Many of these tests are designed to measure CPU performance for processor testing, so the software is offloaded onto a RAM drive, ensuring that drive performance doesn't impact the results. However, most users are likely going to keep their software on the boot drives, and the Millennium’s dual SSDs in RAID 0 give it a distinct advantage there. We’ll delve deeper into that subsystem once we get to drive testing.
However, we know from quite a bit of follow-up testing after this quarter's System Builder Marathon that the RAM drive doesn't actually affect performance that much. Running these benchmarks from an SSD, or even a hard drive, returns similar numbers.

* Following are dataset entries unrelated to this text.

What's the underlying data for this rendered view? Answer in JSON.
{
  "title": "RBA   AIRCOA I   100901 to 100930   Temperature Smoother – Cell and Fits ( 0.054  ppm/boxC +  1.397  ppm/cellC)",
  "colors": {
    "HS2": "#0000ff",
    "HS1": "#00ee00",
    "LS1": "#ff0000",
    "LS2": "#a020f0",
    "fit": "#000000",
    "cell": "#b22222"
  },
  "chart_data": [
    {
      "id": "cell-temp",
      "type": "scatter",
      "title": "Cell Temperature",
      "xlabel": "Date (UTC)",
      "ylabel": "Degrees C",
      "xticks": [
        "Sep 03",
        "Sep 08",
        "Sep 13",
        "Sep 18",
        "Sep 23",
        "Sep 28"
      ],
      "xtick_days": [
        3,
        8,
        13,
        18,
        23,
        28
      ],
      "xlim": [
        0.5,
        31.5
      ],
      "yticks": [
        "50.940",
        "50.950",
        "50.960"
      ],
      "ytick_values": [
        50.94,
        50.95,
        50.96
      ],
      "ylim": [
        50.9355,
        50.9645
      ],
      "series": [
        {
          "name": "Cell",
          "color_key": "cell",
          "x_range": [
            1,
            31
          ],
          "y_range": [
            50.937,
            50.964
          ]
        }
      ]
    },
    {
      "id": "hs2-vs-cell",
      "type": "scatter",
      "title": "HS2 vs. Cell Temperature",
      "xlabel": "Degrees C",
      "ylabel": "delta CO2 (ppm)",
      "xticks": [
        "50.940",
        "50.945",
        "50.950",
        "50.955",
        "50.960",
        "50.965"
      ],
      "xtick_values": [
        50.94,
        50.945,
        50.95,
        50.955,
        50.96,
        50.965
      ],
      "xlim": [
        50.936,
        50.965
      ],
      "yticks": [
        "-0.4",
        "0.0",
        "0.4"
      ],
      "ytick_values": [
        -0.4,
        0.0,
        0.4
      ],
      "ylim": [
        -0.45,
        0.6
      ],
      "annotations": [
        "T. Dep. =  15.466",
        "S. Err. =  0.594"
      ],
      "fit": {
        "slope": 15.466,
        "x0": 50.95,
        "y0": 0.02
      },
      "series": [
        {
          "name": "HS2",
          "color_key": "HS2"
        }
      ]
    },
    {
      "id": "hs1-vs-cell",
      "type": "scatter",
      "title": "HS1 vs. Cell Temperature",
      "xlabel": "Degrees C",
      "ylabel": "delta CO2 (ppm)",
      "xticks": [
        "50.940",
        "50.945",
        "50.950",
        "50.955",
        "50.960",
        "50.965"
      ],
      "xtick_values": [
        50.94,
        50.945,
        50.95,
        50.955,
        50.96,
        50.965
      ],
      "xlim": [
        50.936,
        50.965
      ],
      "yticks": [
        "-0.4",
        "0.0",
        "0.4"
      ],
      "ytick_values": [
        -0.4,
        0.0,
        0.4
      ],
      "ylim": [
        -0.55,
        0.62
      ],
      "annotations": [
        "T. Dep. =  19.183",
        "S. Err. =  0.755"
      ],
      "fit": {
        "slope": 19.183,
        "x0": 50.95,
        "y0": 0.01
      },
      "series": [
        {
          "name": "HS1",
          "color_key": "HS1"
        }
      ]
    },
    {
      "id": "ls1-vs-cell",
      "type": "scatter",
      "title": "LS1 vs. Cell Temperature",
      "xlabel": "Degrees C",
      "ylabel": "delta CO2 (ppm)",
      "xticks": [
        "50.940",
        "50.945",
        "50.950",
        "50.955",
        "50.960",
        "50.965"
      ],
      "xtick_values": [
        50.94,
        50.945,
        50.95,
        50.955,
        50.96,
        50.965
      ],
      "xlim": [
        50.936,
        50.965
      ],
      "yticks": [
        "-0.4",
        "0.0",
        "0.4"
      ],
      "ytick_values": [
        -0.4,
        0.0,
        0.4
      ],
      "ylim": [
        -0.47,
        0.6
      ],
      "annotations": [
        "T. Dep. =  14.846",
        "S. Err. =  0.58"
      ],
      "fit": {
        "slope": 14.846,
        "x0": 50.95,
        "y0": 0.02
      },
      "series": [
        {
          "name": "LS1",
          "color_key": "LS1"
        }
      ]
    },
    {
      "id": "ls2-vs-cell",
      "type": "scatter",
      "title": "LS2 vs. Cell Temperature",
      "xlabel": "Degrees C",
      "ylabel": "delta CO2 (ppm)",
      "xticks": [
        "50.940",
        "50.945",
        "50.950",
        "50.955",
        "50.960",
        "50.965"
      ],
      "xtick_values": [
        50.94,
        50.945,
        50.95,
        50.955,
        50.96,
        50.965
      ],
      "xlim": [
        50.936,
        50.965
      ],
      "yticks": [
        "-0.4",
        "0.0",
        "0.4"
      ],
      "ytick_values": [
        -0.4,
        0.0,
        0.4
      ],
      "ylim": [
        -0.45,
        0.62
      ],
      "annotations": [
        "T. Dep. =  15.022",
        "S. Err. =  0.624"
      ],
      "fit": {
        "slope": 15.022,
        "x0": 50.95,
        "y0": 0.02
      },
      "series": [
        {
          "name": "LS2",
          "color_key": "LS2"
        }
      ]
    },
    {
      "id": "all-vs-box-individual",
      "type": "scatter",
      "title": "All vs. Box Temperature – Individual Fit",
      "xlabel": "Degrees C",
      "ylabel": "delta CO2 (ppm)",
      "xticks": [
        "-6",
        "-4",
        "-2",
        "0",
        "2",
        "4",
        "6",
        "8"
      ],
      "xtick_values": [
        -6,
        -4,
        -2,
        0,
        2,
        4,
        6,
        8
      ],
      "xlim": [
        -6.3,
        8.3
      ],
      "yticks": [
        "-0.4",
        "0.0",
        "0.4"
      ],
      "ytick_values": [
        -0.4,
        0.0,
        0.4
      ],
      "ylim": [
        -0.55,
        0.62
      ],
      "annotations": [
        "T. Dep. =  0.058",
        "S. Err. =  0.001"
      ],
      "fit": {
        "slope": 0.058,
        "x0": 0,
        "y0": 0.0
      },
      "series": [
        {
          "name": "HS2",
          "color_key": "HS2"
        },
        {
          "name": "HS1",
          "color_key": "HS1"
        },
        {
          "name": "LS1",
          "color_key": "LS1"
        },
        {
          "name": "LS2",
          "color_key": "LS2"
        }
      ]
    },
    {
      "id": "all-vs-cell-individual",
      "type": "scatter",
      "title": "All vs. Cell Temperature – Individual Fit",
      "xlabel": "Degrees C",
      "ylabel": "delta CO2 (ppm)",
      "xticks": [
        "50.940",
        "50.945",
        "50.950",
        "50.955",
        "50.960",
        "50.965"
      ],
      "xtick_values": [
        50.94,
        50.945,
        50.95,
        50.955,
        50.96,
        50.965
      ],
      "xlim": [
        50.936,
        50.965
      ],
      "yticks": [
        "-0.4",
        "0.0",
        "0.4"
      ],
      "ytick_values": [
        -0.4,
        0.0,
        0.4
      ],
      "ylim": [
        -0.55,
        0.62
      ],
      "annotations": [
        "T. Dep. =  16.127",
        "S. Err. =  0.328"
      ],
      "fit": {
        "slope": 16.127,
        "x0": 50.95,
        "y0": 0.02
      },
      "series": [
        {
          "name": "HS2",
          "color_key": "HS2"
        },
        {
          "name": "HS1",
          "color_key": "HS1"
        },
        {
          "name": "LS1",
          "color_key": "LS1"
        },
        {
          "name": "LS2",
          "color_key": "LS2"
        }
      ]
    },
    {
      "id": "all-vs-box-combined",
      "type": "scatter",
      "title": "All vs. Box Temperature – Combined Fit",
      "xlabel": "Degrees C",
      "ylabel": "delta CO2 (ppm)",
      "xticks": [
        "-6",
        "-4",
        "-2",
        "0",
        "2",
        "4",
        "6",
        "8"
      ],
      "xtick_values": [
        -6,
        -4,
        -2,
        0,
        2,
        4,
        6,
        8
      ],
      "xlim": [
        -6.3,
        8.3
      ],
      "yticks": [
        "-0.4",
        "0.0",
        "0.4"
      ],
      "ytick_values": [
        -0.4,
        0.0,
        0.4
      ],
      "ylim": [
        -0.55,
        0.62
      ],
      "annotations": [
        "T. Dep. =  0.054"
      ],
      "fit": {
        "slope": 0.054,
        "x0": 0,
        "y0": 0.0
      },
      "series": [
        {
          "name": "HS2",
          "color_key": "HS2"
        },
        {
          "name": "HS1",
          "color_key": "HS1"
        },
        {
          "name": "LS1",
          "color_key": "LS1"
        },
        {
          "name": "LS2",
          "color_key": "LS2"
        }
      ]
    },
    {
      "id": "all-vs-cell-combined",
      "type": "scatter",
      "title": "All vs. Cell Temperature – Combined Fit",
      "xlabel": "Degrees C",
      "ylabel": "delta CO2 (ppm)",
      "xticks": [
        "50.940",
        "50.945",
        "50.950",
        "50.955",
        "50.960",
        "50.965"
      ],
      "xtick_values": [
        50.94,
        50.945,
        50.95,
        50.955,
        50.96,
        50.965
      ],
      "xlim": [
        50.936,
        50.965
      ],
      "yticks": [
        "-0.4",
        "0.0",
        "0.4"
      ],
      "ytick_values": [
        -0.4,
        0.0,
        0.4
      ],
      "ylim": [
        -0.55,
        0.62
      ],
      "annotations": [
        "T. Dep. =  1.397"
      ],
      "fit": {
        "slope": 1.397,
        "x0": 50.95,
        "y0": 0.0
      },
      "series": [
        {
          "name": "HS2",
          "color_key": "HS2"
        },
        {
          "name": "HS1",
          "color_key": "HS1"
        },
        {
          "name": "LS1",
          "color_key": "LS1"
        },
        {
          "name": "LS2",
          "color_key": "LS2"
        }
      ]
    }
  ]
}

So, while the Millennium's two SSDs in RAID 0 are going to really help it with boot times and app loading, don't expect processor-dependent workloads to realize much benefit from them.
With its overclocked CPU, the Millennium’s productivity and media-crunching performance is very impressive. It holds a strong lead over CyberPower's baseline system with the same CPU, sans overclock. In many ways, the Millennium's overclocked Core i5 would likely stack up well against pricier i7 processors at stock settings.
Sure, if you’re a professional content-creator who frequently waits around for media to render, using software that takes advantage of all available cores and threads, you may want to step up to a Sandy Bridge-E-based system. But given the price difference, we maintain that Intel's Core i5-3570K and Core i7-3770K are far smarter options for even demanding gamers.